Geoeconomia e geopolítica moldam cenário global de incertezas

Amanda Perobelli

Análise das tensões no Oriente Médio e suas consequências econômicas pela OCDE revela impactos profundos no crescimento e inflação mundial

Geoeconomia e geopolítica se entrelaçam diante das tensões no Oriente Médio, afetando o crescimento e a inflação segundo relatório da OCDE.

Geoeconomia e geopolítica explicam cenário global em transformação

Geoeconomia e geopolítica estão entrelaçadas no atual ambiente internacional, e esta análise foi impulsionada pelos recentes acontecimentos envolvendo tensões no Oriente Médio e as medidas econômicas adotadas por diferentes países. A Organização para a Cooperação e o Desenvolvimento Econômico (OCDE), em sua reunião anual no Conselho Ministerial realizada em Paris, destacou como esse contexto tem gerado um impacto direto sobre o crescimento econômico e a inflação global.

Impactos do conflito no Oriente Médio sobre a economia mundial

O relatório da OCDE aponta que a crise gerada pela escassez de petróleo e derivados, ocasionada pelas disputas no Oriente Médio, projeta um cenário sombrio para o planeta. A expectativa de crescimento mundial pode cair de 3,4% em 2025 para 2,8% em 2026, caso haja resolução rápida do conflito. Por outro lado, a persistência da instabilidade, incluindo a interrupção da navegação no estreito de Ormuz, poderia reduzir esse crescimento a apenas 2,1% em 2026 e 1,8% em 2027, números que indicam uma desaceleração mais severa do que as recessões anteriores, incluindo a crise de 2008/2009 e o auge da pandemia de COVID-19.
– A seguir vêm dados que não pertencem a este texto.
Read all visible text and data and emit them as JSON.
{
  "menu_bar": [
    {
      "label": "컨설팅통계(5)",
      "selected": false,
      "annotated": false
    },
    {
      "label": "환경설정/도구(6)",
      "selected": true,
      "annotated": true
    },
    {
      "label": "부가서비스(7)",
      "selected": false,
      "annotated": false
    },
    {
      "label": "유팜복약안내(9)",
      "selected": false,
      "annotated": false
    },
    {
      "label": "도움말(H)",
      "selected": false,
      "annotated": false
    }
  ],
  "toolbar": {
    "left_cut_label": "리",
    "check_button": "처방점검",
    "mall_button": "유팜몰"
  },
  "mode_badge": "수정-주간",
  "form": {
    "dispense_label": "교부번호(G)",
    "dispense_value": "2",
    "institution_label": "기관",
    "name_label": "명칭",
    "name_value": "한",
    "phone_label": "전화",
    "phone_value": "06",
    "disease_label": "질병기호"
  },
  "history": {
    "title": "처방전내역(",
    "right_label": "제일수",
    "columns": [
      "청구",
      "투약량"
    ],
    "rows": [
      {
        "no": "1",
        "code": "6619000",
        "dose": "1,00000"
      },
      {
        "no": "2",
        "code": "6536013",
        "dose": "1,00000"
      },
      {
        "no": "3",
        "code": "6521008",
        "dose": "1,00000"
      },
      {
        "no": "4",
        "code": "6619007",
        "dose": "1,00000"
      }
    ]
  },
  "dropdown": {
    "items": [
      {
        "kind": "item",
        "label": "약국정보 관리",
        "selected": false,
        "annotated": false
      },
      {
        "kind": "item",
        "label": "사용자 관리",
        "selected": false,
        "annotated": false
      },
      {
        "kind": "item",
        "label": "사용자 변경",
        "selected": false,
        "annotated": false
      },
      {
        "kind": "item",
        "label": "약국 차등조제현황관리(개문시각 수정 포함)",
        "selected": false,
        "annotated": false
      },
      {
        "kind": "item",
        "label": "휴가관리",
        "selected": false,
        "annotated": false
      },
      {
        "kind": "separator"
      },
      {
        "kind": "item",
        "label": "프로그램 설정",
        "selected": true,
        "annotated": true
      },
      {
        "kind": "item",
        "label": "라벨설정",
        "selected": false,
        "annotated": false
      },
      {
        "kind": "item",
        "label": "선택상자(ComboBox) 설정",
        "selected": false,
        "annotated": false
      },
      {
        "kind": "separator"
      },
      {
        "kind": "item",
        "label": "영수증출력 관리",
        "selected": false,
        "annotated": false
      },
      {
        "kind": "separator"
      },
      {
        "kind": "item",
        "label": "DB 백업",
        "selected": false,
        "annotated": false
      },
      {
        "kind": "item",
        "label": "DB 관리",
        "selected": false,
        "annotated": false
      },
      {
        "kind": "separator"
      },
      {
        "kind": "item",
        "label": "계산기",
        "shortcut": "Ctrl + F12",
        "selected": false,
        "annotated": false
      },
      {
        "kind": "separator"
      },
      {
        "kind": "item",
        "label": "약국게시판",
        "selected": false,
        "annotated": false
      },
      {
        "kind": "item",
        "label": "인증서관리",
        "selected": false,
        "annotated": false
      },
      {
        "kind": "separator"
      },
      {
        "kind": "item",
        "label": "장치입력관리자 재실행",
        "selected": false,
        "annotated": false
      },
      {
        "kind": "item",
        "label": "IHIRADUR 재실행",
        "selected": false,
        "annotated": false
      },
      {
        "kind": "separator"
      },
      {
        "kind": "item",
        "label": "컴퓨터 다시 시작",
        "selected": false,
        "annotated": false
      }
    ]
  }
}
Elevação da inflação e restrições monetárias para conter riscos econômicos

A OCDE também prevê uma elevação da inflação média mundial para cerca de 4%, com destaque para os Estados Unidos e Reino Unido, onde a inflação pode alcançar 3,7%, o maior nível entre os países do G7. Esse cenário demanda que os bancos centrais, principalmente o Federal Reserve, adotem políticas monetárias mais restritivas, elevando as taxas de juros em pelo menos meio ponto percentual para conter a inflação e mitigar os efeitos negativos da alta dos custos energéticos sobre a economia.

Riscos para produção global e segurança alimentar diante da escassez de insumos

Stefano Scarpetta, economista-chefe da OCDE, apontou que o prolongamento das incertezas pode elevar os preços da energia em até 50% acima dos níveis previstos atualmente pelo mercado. Tal situação implicaria uma escassez substancial de petróleo, derivados, insumos agrícolas e fertilizantes, comprometendo a produção mundial de alimentos. Esses fatores aumentariam significativamente o risco de rupturas no ecossistema produtivo e no mercado financeiro, além de afetar severamente a confiança no ambiente de negócios, com consequências sociais graves especialmente para países mais vulneráveis.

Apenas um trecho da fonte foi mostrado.